Уже зажглись фонари, но улицы были достаточно темны и пустынны, что оказалось весьма кстати, потому что он почти бежал и при этом вслух разговаривал сам с собой. Денем ни минуты не сомневался, куда ему идти. Он шел к Мэри Датчет. Желание поделиться своими чувствами с человеком, который их поймет, было так сильно, что он долго не раздумывал. И вскоре уже оказался на ее улице. Взбежал по лестнице, прыгая через ступеньки, и даже не подумал, что ее может не быть дома. Он позвонил в дверь, чувствуя себя носителем некоей восхитительной благой вести, самоценной, но дающей ему власть над всеми остальными людьми. Мэри открыла ему, хотя и не сразу. Он молчал; в полумраке его лицо казалось мертвенно-бледным. Он вошел в комнату следом за ней.
– Вы знакомы? – сказала она, и он удивился, потому что надеялся застать ее одну.
Молодой человек поднялся ему навстречу и сказал, что наслышан о Ральфе и видел издали, но лично не знаком.
– Мы тут просматриваем кое-какие бумаги, – сказала Мэри. – Мистеру Баснетту приходится мне помогать, потому что я еще не очень хорошо знаю эту работу. Это новое общество, – пояснила она. – Я секретарь. С Расселл-сквер я ушла.
Она сообщила об этом очень коротко, почти сердито.
– И что вы намерены делать? – спросил Ральф. Он не смотрел ни на Мэри, ни на Баснетта.
Мистер Баснетт подумал, что ему нечасто доводилось встречать таких неприятных людей, как этот знакомец Мэри, бледный и ироничный мистер Денем, который требует у них отчета, словно имеет на то полное право, и то для того лишь, чтобы раскритиковать все в пух и прах. Однако он вкратце рассказал о своих проектах, надеясь услышать одобрение.
– Понятно, – сказал Ральф, когда тот закончил, и вдруг добавил: – Знаете, Мэри, кажется, я простудился.
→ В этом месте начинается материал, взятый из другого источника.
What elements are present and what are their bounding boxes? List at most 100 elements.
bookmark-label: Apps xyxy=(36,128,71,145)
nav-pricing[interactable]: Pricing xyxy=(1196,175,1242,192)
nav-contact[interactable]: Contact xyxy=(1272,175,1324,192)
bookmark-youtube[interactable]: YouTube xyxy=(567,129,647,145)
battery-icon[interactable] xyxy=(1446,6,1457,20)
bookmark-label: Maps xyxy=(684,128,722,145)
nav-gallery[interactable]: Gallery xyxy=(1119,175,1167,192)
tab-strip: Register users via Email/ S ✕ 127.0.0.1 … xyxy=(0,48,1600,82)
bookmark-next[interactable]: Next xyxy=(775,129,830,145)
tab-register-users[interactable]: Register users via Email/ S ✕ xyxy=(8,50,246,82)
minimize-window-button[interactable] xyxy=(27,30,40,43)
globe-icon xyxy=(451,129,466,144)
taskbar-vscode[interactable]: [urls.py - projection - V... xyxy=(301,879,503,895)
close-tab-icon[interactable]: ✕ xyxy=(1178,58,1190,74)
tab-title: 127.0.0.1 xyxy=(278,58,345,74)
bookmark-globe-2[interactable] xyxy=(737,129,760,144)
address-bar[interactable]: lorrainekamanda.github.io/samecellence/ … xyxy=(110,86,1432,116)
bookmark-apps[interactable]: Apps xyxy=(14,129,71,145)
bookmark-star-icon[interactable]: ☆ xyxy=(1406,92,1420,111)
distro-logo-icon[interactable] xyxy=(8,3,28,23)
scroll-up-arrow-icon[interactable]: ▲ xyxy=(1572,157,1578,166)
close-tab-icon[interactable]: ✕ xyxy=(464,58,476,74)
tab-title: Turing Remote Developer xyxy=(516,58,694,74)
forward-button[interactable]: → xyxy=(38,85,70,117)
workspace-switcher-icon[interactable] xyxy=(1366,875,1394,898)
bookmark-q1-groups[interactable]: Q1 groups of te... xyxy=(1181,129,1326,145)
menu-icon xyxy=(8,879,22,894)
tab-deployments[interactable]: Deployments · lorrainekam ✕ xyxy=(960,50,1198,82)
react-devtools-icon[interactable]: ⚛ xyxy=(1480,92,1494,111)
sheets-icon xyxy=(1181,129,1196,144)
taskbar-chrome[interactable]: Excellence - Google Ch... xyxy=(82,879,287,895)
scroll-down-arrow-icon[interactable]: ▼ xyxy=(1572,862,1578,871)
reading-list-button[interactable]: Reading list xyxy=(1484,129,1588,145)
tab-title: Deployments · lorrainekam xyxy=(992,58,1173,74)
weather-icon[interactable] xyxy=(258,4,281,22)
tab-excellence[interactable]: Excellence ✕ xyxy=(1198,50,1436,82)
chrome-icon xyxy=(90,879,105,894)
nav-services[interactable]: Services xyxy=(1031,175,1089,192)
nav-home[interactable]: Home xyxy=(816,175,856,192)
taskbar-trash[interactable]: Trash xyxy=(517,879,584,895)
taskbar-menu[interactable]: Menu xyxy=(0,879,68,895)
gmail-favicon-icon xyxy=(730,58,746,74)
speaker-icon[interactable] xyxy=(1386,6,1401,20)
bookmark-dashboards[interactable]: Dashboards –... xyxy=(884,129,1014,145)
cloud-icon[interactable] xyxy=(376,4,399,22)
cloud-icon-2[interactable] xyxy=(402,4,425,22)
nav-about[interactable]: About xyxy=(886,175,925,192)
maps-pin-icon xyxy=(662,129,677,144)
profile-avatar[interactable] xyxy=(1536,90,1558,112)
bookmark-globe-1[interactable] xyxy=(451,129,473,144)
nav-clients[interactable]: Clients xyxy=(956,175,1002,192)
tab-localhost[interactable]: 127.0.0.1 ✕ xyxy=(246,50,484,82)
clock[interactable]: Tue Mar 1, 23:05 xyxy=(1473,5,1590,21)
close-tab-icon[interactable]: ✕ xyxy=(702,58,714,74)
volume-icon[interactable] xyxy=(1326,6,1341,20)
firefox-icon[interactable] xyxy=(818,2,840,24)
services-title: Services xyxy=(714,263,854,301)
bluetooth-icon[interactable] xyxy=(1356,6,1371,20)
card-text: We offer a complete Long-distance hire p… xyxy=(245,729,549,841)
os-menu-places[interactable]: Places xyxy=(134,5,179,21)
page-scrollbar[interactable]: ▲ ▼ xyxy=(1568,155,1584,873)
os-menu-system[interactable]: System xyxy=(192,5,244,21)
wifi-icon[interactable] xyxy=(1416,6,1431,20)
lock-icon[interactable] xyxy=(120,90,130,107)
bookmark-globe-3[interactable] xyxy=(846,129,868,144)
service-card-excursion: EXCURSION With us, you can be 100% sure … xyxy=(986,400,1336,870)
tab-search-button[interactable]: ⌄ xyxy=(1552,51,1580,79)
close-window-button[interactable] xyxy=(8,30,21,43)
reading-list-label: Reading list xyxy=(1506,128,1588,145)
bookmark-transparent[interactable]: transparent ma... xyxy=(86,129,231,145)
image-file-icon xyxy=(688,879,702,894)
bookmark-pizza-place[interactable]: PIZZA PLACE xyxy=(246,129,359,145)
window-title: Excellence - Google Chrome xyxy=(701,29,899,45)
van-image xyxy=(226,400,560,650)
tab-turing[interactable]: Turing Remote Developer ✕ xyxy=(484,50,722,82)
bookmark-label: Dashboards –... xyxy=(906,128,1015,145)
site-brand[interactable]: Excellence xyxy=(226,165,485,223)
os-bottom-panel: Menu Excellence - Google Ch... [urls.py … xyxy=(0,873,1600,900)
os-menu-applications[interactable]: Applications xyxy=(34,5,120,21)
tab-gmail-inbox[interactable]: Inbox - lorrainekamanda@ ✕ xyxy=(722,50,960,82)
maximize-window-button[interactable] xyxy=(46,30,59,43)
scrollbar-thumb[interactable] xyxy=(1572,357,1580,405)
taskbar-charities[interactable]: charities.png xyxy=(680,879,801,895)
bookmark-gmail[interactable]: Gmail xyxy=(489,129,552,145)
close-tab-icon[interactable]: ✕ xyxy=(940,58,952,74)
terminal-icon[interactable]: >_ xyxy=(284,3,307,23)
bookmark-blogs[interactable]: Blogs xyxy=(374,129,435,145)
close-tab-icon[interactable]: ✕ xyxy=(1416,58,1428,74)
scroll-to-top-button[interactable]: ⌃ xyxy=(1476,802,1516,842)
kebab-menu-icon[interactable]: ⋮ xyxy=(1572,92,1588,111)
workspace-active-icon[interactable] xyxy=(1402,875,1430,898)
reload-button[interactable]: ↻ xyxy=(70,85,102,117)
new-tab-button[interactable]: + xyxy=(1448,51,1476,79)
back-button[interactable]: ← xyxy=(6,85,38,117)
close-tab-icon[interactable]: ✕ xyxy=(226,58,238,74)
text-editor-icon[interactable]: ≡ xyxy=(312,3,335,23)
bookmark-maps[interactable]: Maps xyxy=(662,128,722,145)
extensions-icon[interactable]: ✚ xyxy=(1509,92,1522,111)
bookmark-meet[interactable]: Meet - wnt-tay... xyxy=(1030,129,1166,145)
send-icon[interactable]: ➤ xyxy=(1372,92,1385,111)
У вас есть хинин?
Взгляд, который он бросил на Мэри, испугал ее. Она вышла из комнаты. Ее сердце сильно забилось при виде Ральфа, однако на душе были тоска и страх. На мгновение она замерла, прислушиваясь к голосам в соседней комнате.
– Разумеется, я с вами согласен, – произнес Ральф. Его голос звучал странно. – Но можно сделать больше. Встречались вы с Джадсоном, например? Очень советую вам его привлечь.
Вернулась Мэри с хинином.
– Адрес Джадсона? – потребовал мистер Баснетт, доставая записную книжку.